Editorial: Don’t gut public records laws to serve public sector unions
State lawmakers must take perverse pleasure in keeping Washingtonians in the dark. Having returned to Olympia, Democratic legislators are pushing a sneaky bill that would wreak all kinds of havoc when it comes to accountability and public employees.
House Bill 1888 would exempt public employees’ birthdates from the state Public Records Act. The state Supreme Court last year ruled that birthdates must be released. If someone wants to know when Gov. Jay Inslee was born, that information is only a public records request away. Of course, one could just check Wikipedia, which reports his birthday as Feb. 9, 1951, but he’s the governor. The state employs more than 66,000 people, most of whom aren’t prominent enough to have a Wikipedia page. Then there are tens of thousands more public employees in local governments who fall under public records laws.
Birthday transparency doesn’t sit well with public sector unions. And if the unions are unhappy, it’s a safe bet that Democrats are unhappy.
Hence we have HB1888. Supporters say they just want to protect public employees from identity theft and other nefarious uses of such information. We haven’t seen a case yet of a criminal using public records law to get a birthdate and steal a public employee’s identity, but we suppose it’s possible. Thankfully, the law already exempts genuinely sensitive information including Social Security and driver’s license numbers, personal email addresses and home addresses.
What we have seen is a lot of good journalism and government watchdogging that uses birthdates to make sure that a public employee has been properly identified. For example, the Seattle Times used names and corresponding birthdates to identify 98 school employees who had been fired or reprimanded for sexual misconduct but continued to teach or coach.

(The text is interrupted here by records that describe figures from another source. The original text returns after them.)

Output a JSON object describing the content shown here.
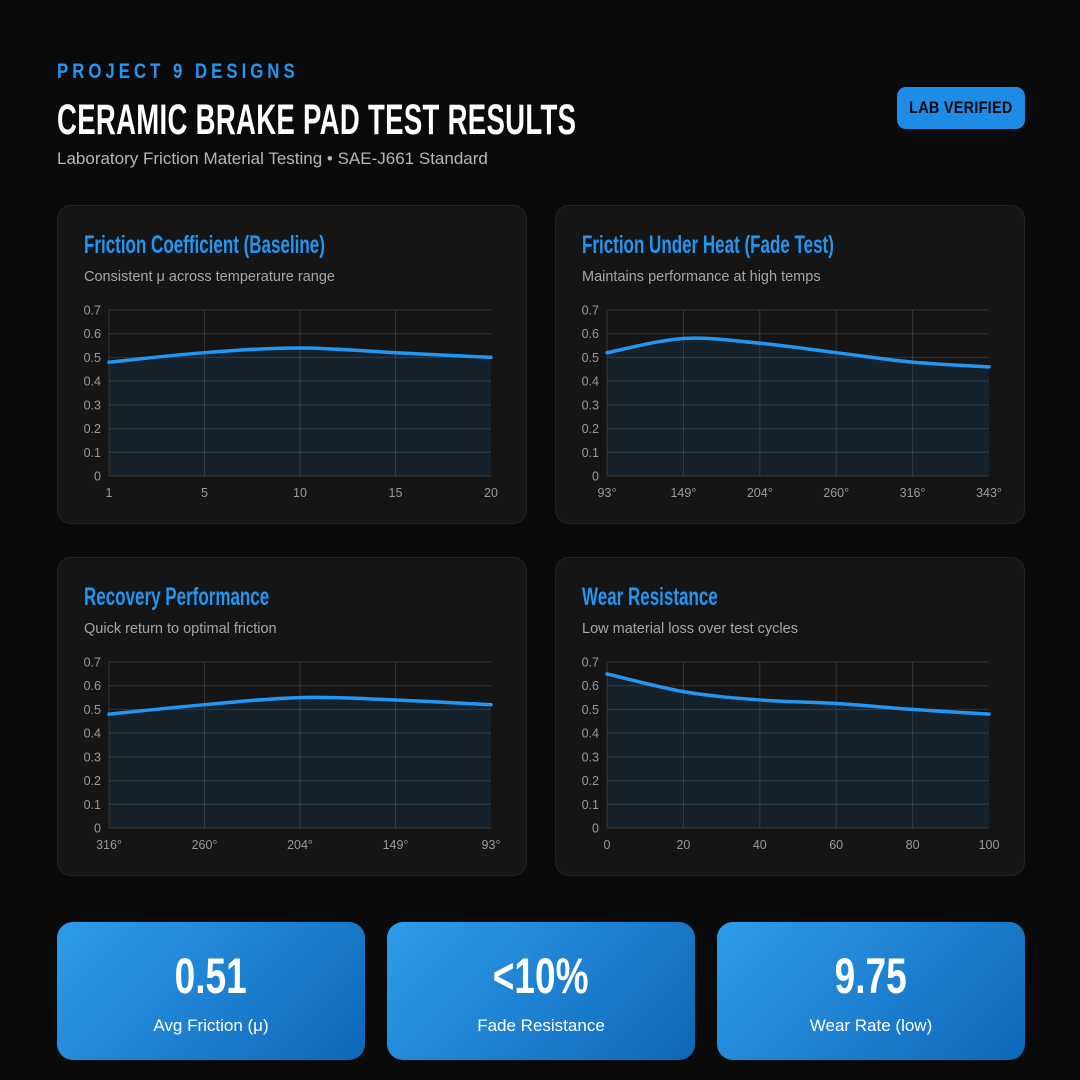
{
  "header": {
    "brand": "PROJECT 9 DESIGNS",
    "title": "CERAMIC BRAKE PAD TEST RESULTS",
    "subtitle": "Laboratory Friction Material Testing • SAE-J661 Standard",
    "badge": "LAB VERIFIED"
  },
  "colors": {
    "accent": "#2196f3",
    "page_bg": "#0a0a0a",
    "panel_bg": "#151515",
    "grid": "rgba(255,255,255,0.13)",
    "area_fill": "rgba(33,150,243,0.10)",
    "tick_text": "#9a9a9a",
    "stat_gradient_start": "#2e9ceb",
    "stat_gradient_end": "#0e67b8",
    "badge_bg": "#1e8be6"
  },
  "chart_data": [
    {
      "type": "area",
      "title": "Friction Coefficient (Baseline)",
      "subtitle": "Consistent μ across temperature range",
      "categories": [
        "1",
        "5",
        "10",
        "15",
        "20"
      ],
      "values": [
        0.48,
        0.52,
        0.54,
        0.52,
        0.5
      ],
      "xlabel": "",
      "ylabel": "",
      "ylim": [
        0,
        0.7
      ],
      "yticks": [
        0,
        0.1,
        0.2,
        0.3,
        0.4,
        0.5,
        0.6,
        0.7
      ],
      "grid": true,
      "legend": "none",
      "line_color": "#2196f3"
    },
    {
      "type": "area",
      "title": "Friction Under Heat (Fade Test)",
      "subtitle": "Maintains performance at high temps",
      "categories": [
        "93°",
        "149°",
        "204°",
        "260°",
        "316°",
        "343°"
      ],
      "values": [
        0.52,
        0.58,
        0.56,
        0.52,
        0.48,
        0.46
      ],
      "xlabel": "",
      "ylabel": "",
      "ylim": [
        0,
        0.7
      ],
      "yticks": [
        0,
        0.1,
        0.2,
        0.3,
        0.4,
        0.5,
        0.6,
        0.7
      ],
      "grid": true,
      "legend": "none",
      "line_color": "#2196f3"
    },
    {
      "type": "area",
      "title": "Recovery Performance",
      "subtitle": "Quick return to optimal friction",
      "categories": [
        "316°",
        "260°",
        "204°",
        "149°",
        "93°"
      ],
      "values": [
        0.48,
        0.52,
        0.55,
        0.54,
        0.52
      ],
      "xlabel": "",
      "ylabel": "",
      "ylim": [
        0,
        0.7
      ],
      "yticks": [
        0,
        0.1,
        0.2,
        0.3,
        0.4,
        0.5,
        0.6,
        0.7
      ],
      "grid": true,
      "legend": "none",
      "line_color": "#2196f3"
    },
    {
      "type": "area",
      "title": "Wear Resistance",
      "subtitle": "Low material loss over test cycles",
      "categories": [
        "0",
        "20",
        "40",
        "60",
        "80",
        "100"
      ],
      "values": [
        0.65,
        0.575,
        0.54,
        0.525,
        0.5,
        0.48
      ],
      "xlabel": "",
      "ylabel": "",
      "ylim": [
        0,
        0.7
      ],
      "yticks": [
        0,
        0.1,
        0.2,
        0.3,
        0.4,
        0.5,
        0.6,
        0.7
      ],
      "grid": true,
      "legend": "none",
      "line_color": "#2196f3"
    }
  ],
  "stats": [
    {
      "value": "0.51",
      "label": "Avg Friction (μ)"
    },
    {
      "value": "<10%",
      "label": "Fade Resistance"
    },
    {
      "value": "9.75",
      "label": "Wear Rate (low)"
    }
  ]
}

The magnitude of the problem this bill would cause becomes clear after a glance at the state’s public employee salary database (also a public record).
From 2014 to 2018, the state employed people named “M. Smith” in 53 jobs. (We are not including the full first name as a courtesy to all of the M. Smiths who we assume are nice people and didn’t expect to see their names in an editorial today.) Some of those appear to be one or another M. Smith moving between jobs, but not all. The senior lecturer at University of Washington probably isn’t also a warehouse operator with the Department of Corrections or a custodian with Western Washington University. A birthdate helps differentiate between them and makes background checks possible. The odds of two random people with the same name having been born on the same day in the same year are vanishingly small.
None of that matters to public sector unions. They are pushing this bill largely because conservative groups use public records to contact workers and inform them that they don’t have to pay union dues. The U.S. Supreme Court in 2018 ruled that no public worker can be compelled to support a union. The unions, understandably, want to make opting-out as hard as possible.
HB1888 isn’t just about birthdays, either. The bill also would require government bodies to give employees and unions a heads-up anytime there’s a request for records containing information about an employee. There’d be a mandatory 10-day minimum delay before handing over those records. And the government couldn’t release information about payroll deductions. No more finding out whose paychecks the unions are dipping into.
Those provisions would exist only to gum up the works. They would lead to delays in releasing information and create additional costs for Washingtonians who just want to know what their government is doing. They’d also give unions a heads-up that someone is poking around.
The Legislature spent the past couple of years fighting transparency applied to lawmakers. It ultimately lost in the state Supreme Court and the court of public opinion. Washingtonians said loud and clear that open government is important. Apparently they didn’t learn their lesson. HB1888 would water down the state’s public records law to serve the ends of political allies over the public at large.